Peut-on mesurer cette baisse ?
Les études susmentionnées avancent une baisse de productivité allant de 25 à 75% chez les personnes affectées par cette baisse de régime liée au jeûne.
Dans le secteur bancaire, il n’y a pas, à ce jour, de mesure de la baisse de productivité au cours du mois de ramadan.
Cependant, du fait du seul facteur des horaires de travail revus à la baisse (6 heures par jour au lieu de 8h 30 normalement), la baisse de rendement du personnel bancaire peut être estimée à 18%, toutes choses étant égales par ailleurs.
Comment vous organisez-vous pendant ce mois de Ramadan ?
Le jeûne n’étant pas nécessairement synonyme de baisse de performance, un responsable peut, sur le plan personnel, gérer les contraintes ci-dessus par une meilleure organisation de sa journée en programmant, par exemple, les activités les plus importantes durant la matinée avant que la fatigue et les effets du jeûne ne commencent à se faire sentir.
Une autre possibilité consiste à compenser la baisse des heures de travail et du rendement en travaillant depuis chez soi le soir.
En dehors des aménagements du temps de travail, quelles autres solutions peut-on apporter pour améliorer l’organisation quotidienne ?

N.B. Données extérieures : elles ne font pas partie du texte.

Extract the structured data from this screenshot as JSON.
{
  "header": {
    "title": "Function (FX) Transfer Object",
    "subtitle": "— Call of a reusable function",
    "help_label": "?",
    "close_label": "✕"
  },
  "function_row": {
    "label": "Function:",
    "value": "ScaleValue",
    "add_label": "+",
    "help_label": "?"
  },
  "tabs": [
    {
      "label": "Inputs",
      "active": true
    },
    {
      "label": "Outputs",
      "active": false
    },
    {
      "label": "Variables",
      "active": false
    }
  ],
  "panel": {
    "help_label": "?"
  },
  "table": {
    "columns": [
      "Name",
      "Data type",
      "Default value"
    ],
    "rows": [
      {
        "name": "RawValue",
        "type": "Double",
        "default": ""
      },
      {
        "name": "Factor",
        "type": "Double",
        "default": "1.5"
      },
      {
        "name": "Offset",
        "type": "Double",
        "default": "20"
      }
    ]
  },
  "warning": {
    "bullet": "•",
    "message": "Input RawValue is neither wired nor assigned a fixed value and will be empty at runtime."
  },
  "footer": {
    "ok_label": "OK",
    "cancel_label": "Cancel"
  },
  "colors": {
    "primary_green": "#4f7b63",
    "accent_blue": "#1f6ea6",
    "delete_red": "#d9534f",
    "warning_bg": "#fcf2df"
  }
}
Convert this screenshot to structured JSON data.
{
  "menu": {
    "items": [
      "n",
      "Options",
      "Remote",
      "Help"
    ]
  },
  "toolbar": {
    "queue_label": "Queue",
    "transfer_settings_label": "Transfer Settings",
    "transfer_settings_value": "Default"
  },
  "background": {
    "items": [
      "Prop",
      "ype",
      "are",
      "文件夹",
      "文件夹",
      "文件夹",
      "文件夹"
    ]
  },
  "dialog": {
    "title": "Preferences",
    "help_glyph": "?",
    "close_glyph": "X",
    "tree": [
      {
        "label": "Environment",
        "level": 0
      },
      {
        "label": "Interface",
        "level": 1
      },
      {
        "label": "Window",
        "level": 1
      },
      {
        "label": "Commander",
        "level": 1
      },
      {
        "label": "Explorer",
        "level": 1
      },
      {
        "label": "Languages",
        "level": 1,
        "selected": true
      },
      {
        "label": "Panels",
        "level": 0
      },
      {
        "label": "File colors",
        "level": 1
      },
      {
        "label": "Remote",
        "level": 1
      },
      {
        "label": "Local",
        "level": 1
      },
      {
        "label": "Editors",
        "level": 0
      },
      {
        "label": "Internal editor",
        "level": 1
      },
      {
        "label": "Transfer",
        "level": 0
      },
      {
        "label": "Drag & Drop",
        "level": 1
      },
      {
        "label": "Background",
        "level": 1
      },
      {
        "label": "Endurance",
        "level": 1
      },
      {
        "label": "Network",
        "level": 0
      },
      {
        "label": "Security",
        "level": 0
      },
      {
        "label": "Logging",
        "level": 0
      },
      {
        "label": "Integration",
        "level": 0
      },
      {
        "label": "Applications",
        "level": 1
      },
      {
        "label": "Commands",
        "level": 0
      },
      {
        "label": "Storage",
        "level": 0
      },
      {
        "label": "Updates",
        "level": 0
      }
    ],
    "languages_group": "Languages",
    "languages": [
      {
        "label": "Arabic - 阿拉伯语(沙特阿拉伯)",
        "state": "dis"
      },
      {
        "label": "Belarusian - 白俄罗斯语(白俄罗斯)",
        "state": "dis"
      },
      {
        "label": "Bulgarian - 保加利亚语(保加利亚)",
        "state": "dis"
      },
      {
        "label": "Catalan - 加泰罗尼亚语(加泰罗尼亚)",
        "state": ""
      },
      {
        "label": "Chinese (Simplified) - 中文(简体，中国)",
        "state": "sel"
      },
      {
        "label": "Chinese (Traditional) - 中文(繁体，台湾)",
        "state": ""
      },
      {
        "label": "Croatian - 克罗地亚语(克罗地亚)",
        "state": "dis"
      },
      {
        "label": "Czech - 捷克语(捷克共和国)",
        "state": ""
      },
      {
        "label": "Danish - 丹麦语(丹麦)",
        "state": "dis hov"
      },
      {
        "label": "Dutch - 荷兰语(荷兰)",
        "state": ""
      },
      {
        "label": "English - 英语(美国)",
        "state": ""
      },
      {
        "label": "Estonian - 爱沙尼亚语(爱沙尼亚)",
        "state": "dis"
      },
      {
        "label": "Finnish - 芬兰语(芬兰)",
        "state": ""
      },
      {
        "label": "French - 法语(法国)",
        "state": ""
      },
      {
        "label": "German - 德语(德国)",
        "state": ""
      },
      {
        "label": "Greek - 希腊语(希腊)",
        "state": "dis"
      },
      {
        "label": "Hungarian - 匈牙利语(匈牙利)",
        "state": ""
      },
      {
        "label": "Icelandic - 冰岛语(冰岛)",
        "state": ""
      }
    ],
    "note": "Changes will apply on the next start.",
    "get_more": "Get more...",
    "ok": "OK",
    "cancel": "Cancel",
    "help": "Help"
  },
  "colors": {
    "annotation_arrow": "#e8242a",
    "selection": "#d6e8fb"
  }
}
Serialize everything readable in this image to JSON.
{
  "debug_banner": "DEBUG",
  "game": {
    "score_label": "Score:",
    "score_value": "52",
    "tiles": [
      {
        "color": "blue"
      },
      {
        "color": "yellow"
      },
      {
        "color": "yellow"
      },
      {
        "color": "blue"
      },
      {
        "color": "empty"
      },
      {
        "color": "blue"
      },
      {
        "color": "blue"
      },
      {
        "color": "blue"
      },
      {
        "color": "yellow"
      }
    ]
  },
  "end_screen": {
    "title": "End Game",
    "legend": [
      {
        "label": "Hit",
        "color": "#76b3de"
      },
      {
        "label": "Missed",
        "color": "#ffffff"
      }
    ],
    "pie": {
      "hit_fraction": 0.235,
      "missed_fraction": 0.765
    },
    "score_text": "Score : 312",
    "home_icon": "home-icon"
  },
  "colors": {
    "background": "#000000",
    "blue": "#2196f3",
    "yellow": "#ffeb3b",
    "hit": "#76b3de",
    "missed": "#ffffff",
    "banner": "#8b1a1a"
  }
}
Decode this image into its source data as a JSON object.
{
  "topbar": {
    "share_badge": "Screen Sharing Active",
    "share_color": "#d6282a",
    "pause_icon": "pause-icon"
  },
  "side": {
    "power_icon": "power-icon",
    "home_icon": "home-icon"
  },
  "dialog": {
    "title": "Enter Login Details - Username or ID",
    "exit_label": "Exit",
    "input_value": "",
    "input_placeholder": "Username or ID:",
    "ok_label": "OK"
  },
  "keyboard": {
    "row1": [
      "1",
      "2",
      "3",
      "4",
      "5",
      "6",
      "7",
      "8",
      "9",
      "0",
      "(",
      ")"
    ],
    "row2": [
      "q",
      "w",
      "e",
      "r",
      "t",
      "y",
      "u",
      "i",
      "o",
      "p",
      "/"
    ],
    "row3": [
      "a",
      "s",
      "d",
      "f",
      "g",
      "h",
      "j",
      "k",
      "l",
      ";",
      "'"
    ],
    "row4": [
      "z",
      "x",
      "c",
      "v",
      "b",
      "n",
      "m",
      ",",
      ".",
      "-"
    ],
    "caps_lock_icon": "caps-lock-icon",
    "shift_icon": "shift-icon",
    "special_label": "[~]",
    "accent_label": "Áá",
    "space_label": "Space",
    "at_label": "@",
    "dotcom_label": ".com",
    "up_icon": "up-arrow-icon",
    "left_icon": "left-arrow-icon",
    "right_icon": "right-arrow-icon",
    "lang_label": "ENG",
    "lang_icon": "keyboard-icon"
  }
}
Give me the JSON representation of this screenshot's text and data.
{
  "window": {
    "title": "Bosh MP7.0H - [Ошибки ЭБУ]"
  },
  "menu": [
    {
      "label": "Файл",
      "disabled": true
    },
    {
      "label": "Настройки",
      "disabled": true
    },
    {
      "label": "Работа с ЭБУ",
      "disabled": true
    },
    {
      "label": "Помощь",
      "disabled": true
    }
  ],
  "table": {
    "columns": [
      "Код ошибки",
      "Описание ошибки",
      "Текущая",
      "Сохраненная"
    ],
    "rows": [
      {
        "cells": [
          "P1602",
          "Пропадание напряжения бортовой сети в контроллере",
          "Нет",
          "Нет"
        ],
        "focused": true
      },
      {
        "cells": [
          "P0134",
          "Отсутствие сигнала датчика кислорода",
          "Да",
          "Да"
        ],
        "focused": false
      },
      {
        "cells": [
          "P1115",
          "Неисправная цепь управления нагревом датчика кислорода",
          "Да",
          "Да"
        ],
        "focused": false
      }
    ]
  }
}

Outre les aménagements du temps de travail, plusieurs mesures peuvent être mises en place pour maintenir l’assiduité, l’engagement et le niveau de rendement permettant d’assurer à la clientèle la qualité de service à laquelle elle a droit tout au long de l’année :
• réorganisation de la journée de travail en commençant par les activités les plus exigeantes en termes de concentration et de disponibilité;
• fixation d’objectifs spécifiques avec l’organisation de challenges et la mise en place de primes spécial ramadan;
• mobilisation spéciale des managers de proximité pour maintenir la motivation et l’implication des collaborateurs durant le mois sacré;
• organisation d’activités de cohésion permettant de développer le sentiment d’appartenance et l’adhésion aux valeurs de l’entreprise (en particulier le respect du client). C’est ainsi que le groupe CAM par exemple organise chaque année un tournoi de football Spécial Ramadan en plus de ses diverses activités socioculturelles en faveur du personnel;
• la productivité ne dépendant pas seulement des actions physiques des travailleurs, mais aussi de leur état d’esprit, de leurs émotions et de leur position de vie, il convient de rechercher dans la démarche spirituelle du jeûne des éléments et des messages de nature à motiver le collaborateur pour continuer à s’investir dans son travail et à assumer ses responsabilités envers l’organisation et envers les autres en toutes circonstances.